How Making Better Sense of Paul’s Historical Argument Can Advance Better Christian-Jewish Relations Today

I am delighted to announce that my paper for a conference in Bratislava, Slovakia in September of 2019, which was entitled, “‘All Israel Will Be Saved‘ or ‘Kept Safe‘? (Rom 11:26): Israel’s Conversion or Irrevocable Calling to Gospel the Nations?,” is now available in the conference volume entitled, “Israel and Nations: Paul’s Gospel in the Context of Jewish Expectation,” edited by František Ábel, published by Lanham, et al: Lexington Books/Fortress Academic, 2021.

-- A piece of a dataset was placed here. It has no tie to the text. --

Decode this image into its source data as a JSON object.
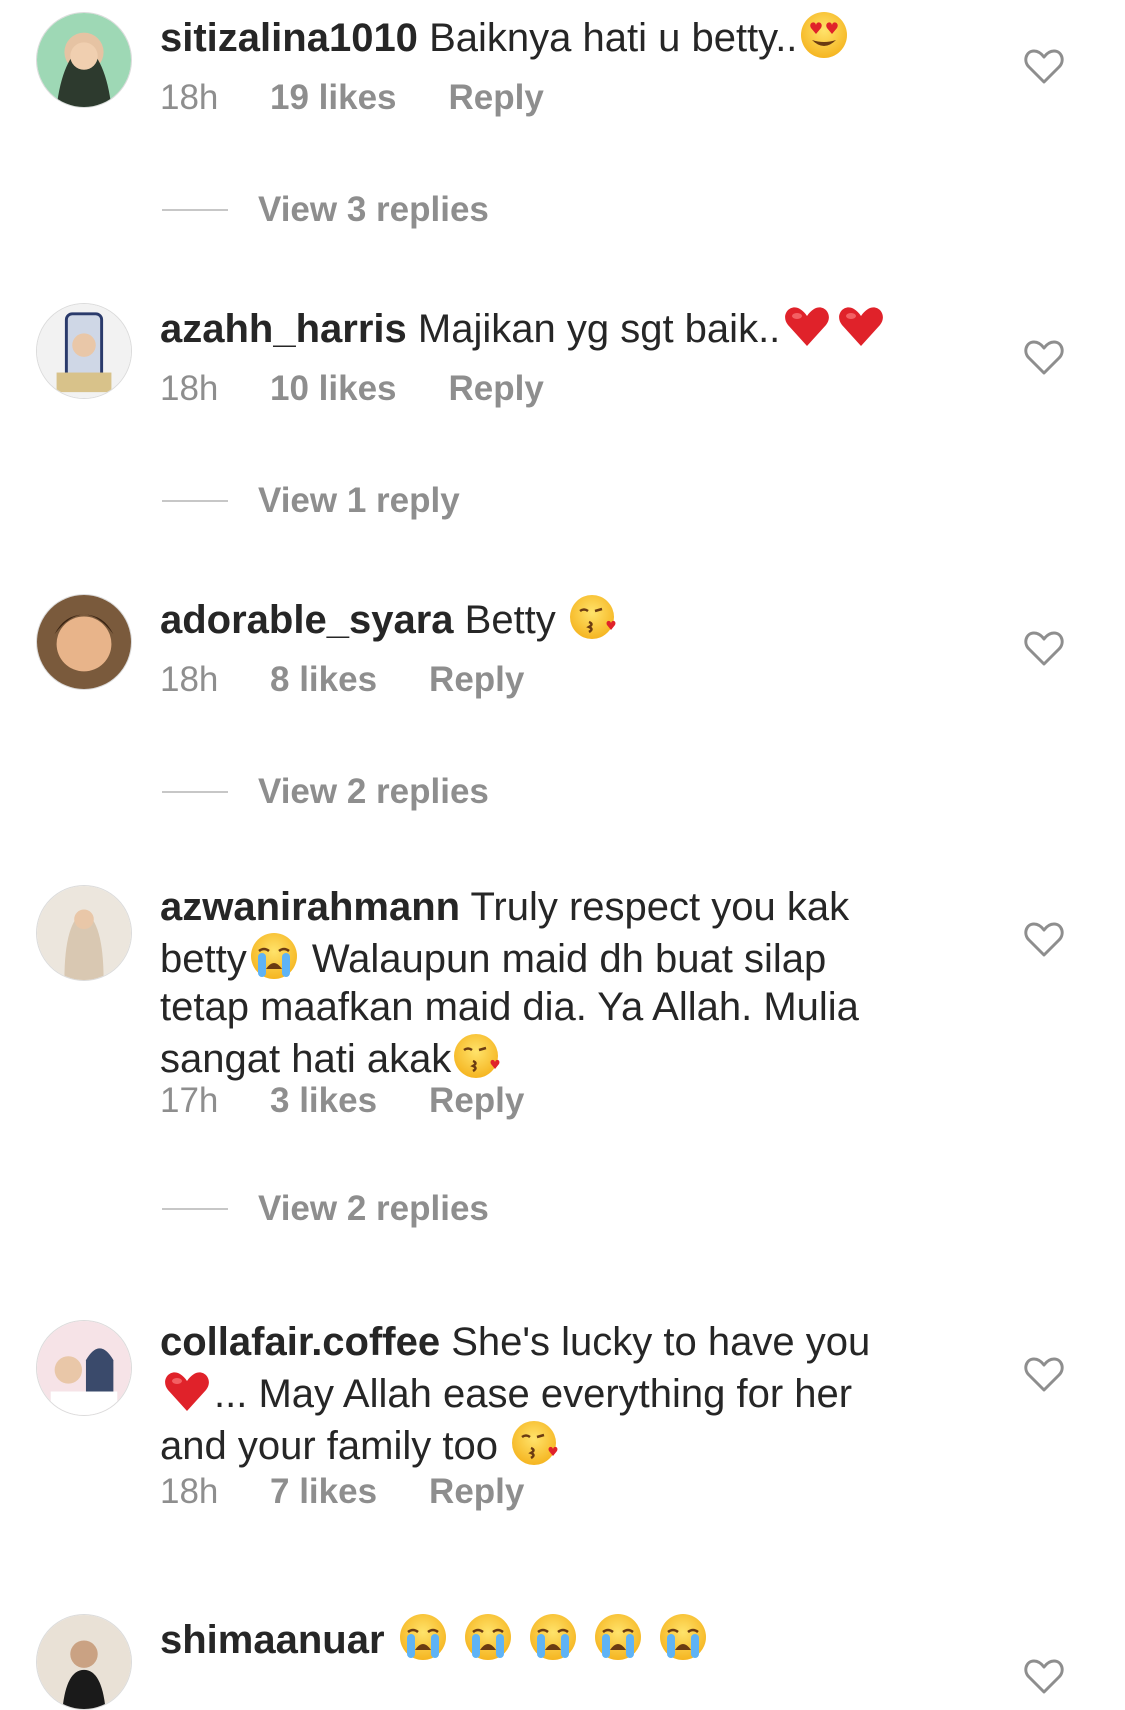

In this project, I challenge the unanimous translation of Romans 11:26 as “all Israel will be saved [σωθήσεται],” and the equally familiar traditional, evangelically oriented way to interpret that to mean that Israel needs to be saved as in returned from having lost covenantal standing by way of becoming part of the Christian Church.

The conference provided a good venue to offer a new “Paul within Judaism” based perspective that significantly alters the questions to be asked as well as the possible answers. This essay builds on the extensive research on various parts of Paul’s arguments in Romans 9–11 I have been conducting for several years, especially surrounding the translations and interpretation of the allegory of the olive tree, many now collected in my Reading Romans within Judaism: The Collected Essays of Mark D. Nanos, Vol. 2 (Cascade, 2018).

Surprisingly, the commentaries do not discuss the fact that the Greek word σῴζω (sōzō; usually “saved”) and cognates were normally used to refer to protecting and keeping safe—before and besides Paul’s supposed use, that is. This word group was not used to discuss someone or thing that had been lost being returned or saved in the evangelical salvation sense that it has come to denote—converted in common parlance.

This word group instead referred to preventing someone or thing from becoming lost, or from the threat thereof. Like them, when we refer to a doctor saving a patient, we are closer to the meaning; that is, we (like them) do not normally mean that the doctor brought back to life a patient who had died (i.e., which would instead be resuscitated), but that the doctor kept a patient from dying, the process of rescuing or healing him or her.

Paul is arguing that God is preserving Israelites in their covenant standing as Israel during the anomalous period he sought to describe in which many of his fellow Jews were not persuaded (yet, as he saw it) of the claim that Jesus was the awaited Messiah, so that all Israel could complete Israel’s calling to bring this “good news/gospel” to the nations. Paul understood Scripture to teach that Israel was irrevocably entrusted with God’s prophecies for the benefit of the whole world (cf. 11:28–29 with 3:1–2).

We could defamiliarize by phrasing this as “All Israel will be safed“; that is “kept safe” during this temporary development, as Paul saw the case to be in his time. Although we look back now on his argument after a very long time has passed, we should resist the natural temptation to adjust his words to fit our times rather than undertaking the cross-cultural, historical effort that exegesis should exemplify.

The more positive implications for how Christians think and talk about as well as relate to Jews, and how this could impact Jewish responses too, make this an exciting historical discovery with attractive implications for our own times. Or so I see the case. How about you?

The international cast of contributors includes (in chapter order): Genevive Dibley, Anders Runesson, Eric Noffke, Matthew V. Novenson, Loren T. Stuckenbruck, Michael Bachmann, Kathy Ehrensperger, William S. Campbell, Joshua Garroway, Kenneth Atkinson, Markus Öhler, Karl-Wilhelm Niebuhr, and František Ábel.

The volume is expensive; if it does not fit your book budget, please ask your librarian to consider acquisition, or for access via library loan.